Mesmo para os padrões dos anos 70, ir morar em Paquetá com um recém-nascido era uma ideia pra lá de alternativa. Mas meus pais estavam vindos de uma temporada morando em Boston, e achando o Rio de Janeiro muito confuso, sujo e barulhento. Minha mãe morava em Boston desde 72, e tinha se formado recentemente numa faculdade lá. Meu pai foi para lá atrás dela, e nunca soube direito o que ele fazia nos EUA. Pequenos trabalhos, eu acho. Sei que passava a maior parte do tempo na biblioteca pública, lendo e escrevendo. Sei também que voltou para o Brasil antes dela. Quem também morava em Boston na época era minha madrinha, estudante de fotografia. Por isso há tantas fotos lindas da minha mãe naquela época, tocando em casas noturnas, na faculdade, pelas ruas. A cobaia de uma fotógrafa talentosa. É também por meio dessas fotos que sei que meu pai tinha cabelo comprido e uma barba escura e espessa. Todos eram magros, jovens, belos e macrobióticos. O movimento hippie acontecia mesmo por ali.
Quando minha mãe se descobriu grávida, resolveu que era hora de voltar para o Brasil. Ela e minha madrinha arranjaram carona num cargueiro, um favor do comandante do navio ao pai da minha madrinha -- sempre essas altas conexões. Trouxeram toda a bagagem de anos morando nos EUA nesse navio. Mais de 20 volumes, inclusive duas bicicletas e um par de caixas de som de mais ou menos 1,20m de altura por uns 70cm de largura, que minha mãe tem até hoje em casa. A família foi esperar no porto. Um dos meus tios trabalhava na época com transportes de máquinas industrias, então providenciou um caminhão de 20 eixos para levar a mudança das duas. (Um caminhão para carregar retorescavadeiras e betoneiras, obviamente um exagero completo.)
A vida em Paquetá não foi fácil, e não durou muito. Quando eu contava cinco meses, mudamos para o Rio. Meu avô pediu de volta um apartamento alugado no Leblon, onde minha tia havia morado muitos anos antes, com a família. Cooptaram a empregada da vizinha da minha avó, uma moça de 17 anos chegada havia pouco do Ceará, que adorava crianças. Ela foi trabalhar na casa da minha mãe, onde continua até hoje. É minha segunda mãe, minha irmã mais velha, e a pessoa a quem eu confiaria minha filha, em caso de necessidade.

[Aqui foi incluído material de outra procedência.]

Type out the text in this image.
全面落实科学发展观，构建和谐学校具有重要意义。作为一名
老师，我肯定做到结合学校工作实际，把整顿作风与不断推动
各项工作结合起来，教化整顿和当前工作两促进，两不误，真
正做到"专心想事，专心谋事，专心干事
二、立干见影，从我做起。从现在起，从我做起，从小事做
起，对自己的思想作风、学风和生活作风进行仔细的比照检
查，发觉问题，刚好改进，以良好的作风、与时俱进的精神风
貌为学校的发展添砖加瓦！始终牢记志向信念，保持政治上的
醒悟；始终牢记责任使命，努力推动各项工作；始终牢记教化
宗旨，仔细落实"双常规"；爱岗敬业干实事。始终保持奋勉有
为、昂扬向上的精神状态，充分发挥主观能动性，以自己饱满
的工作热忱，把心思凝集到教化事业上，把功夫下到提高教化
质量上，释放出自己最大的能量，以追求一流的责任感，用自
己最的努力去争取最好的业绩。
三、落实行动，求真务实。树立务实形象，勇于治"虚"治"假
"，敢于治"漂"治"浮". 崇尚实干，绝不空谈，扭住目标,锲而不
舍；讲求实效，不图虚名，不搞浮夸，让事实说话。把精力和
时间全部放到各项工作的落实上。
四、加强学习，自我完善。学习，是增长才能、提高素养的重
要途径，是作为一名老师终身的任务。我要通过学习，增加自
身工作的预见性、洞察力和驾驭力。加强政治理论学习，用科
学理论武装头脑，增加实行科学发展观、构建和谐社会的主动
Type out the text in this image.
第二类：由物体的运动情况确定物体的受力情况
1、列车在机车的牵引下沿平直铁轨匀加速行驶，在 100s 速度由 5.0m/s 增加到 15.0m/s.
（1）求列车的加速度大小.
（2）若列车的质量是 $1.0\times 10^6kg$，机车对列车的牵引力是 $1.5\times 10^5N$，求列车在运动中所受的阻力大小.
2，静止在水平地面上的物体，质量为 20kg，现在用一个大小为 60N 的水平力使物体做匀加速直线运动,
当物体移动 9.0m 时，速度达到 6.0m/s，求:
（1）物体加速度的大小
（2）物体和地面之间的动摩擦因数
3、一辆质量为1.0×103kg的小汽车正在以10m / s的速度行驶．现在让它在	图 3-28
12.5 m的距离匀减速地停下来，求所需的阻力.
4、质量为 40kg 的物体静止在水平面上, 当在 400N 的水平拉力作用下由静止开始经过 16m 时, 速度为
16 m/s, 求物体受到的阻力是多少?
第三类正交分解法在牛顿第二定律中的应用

Fomos morar no Leblon, então. Que, na época, não era o metro quadrado mais caro do Rio de Janeiro, e nem o cenário das novelas do Manoel Carlos. Ganhamos uma máquina de lavar, para minhas fraldas de pano. Depois que cresci mais um pouco, minha babá cearense me levava à praia todo dia de manhã cedo, e à pracinha na parte da tarde. A casa era mobiliada basicamente por doações de parentes. Lembro bem de um sofá de jardim (de ferro) que ficava na sala. Pelas fotos, vejo a mesinha do telefone (o único da casa, com um fio comprido para chegar nos quartos), três tijolos de cada lado, com uma tábua em cima. Meu pai morou pouco tempo conosco. Não tenho lembranças dessa época. Antes dos meus dois anos ele já vivia em sua própria casa, em Copacabana. Ele minha mãe continuaram se dando muito bem, de modo que não tenho memórias traumáticas de separação.